A campainha da porta da frente soou estridente, despertando-me violentamente dos devaneios. Quem seria o insolente que interrompia meu descanso e meu prazer?! Ah, que cabeça a minha, certamente era um de meus assistentes que, inseguro, trazia-me o calhamaço de trabalhos que eu começaria a corrigir, definindo o destino de tantas pessoas. Quem passaria ao meu crivo tão severo? Quem deveria repetir a matéria no semestre seguinte? Quem seria arremessado ao paraíso da aprovação? Quem seria arrebatado ao penoso inferno da repetência? Eu aumentaria a minha galeria de inimigos ou apenas me tornaria, mais uma vez, numa lembrança dolorosa da matéria mais temida pelos alunos da universidade? Esse poder de definir destinos me trazia prazer, satisfação. Tornava-me uma deusa, solitária e despótica, empunhando o cetro da aprovação.

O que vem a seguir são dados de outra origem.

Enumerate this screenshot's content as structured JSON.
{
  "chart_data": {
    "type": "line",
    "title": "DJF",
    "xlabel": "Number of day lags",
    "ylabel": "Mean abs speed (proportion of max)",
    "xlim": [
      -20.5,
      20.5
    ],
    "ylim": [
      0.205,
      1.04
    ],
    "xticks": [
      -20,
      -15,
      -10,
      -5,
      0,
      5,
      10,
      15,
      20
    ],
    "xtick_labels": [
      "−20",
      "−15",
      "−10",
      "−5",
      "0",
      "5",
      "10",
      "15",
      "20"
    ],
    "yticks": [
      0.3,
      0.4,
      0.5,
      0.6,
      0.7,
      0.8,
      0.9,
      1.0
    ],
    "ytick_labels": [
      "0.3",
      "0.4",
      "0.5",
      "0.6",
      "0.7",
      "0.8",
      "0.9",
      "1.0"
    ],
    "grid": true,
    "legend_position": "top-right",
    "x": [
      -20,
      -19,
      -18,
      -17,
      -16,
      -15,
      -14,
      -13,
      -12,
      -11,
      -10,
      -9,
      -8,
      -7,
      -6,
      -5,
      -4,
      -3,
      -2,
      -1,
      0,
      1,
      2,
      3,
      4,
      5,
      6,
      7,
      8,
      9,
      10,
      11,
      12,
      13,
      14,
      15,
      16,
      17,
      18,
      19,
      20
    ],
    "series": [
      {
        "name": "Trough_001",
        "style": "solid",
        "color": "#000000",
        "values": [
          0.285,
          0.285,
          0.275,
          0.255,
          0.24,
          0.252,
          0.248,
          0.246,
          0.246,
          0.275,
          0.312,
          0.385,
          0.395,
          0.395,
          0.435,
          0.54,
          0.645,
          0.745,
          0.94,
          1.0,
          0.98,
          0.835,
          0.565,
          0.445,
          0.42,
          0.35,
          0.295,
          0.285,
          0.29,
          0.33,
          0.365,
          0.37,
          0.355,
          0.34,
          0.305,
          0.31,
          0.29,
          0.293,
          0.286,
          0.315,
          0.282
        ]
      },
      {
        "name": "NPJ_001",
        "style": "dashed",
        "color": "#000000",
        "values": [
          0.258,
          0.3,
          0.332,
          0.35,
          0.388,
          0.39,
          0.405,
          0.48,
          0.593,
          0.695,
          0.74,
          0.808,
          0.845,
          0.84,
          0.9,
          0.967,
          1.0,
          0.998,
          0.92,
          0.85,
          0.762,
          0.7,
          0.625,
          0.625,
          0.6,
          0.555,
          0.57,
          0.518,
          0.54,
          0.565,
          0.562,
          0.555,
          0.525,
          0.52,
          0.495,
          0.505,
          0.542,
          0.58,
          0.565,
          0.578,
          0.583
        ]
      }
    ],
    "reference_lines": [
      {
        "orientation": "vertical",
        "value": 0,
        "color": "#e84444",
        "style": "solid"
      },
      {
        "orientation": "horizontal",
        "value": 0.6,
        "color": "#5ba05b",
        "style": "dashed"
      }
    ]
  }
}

A campainha soou novamente. Eu deveria ser severa ou misericordiosa na correção? Austera ou condescendente? Ah! Deixarei meu estado de espírito decidir. Vou receber meu visitante com um belo sorriso, que tenho só para os homens e raramente para uma mulher. Afinal, um homem é um homem, e eles me fazem bem aos olhos, mesmo que olhem endurecidamente para uma mulher como eu, com essa idade e ausência de beleza, momentos depois que acordou, vestindo um robe de seda por cima desse velho pijama de lã.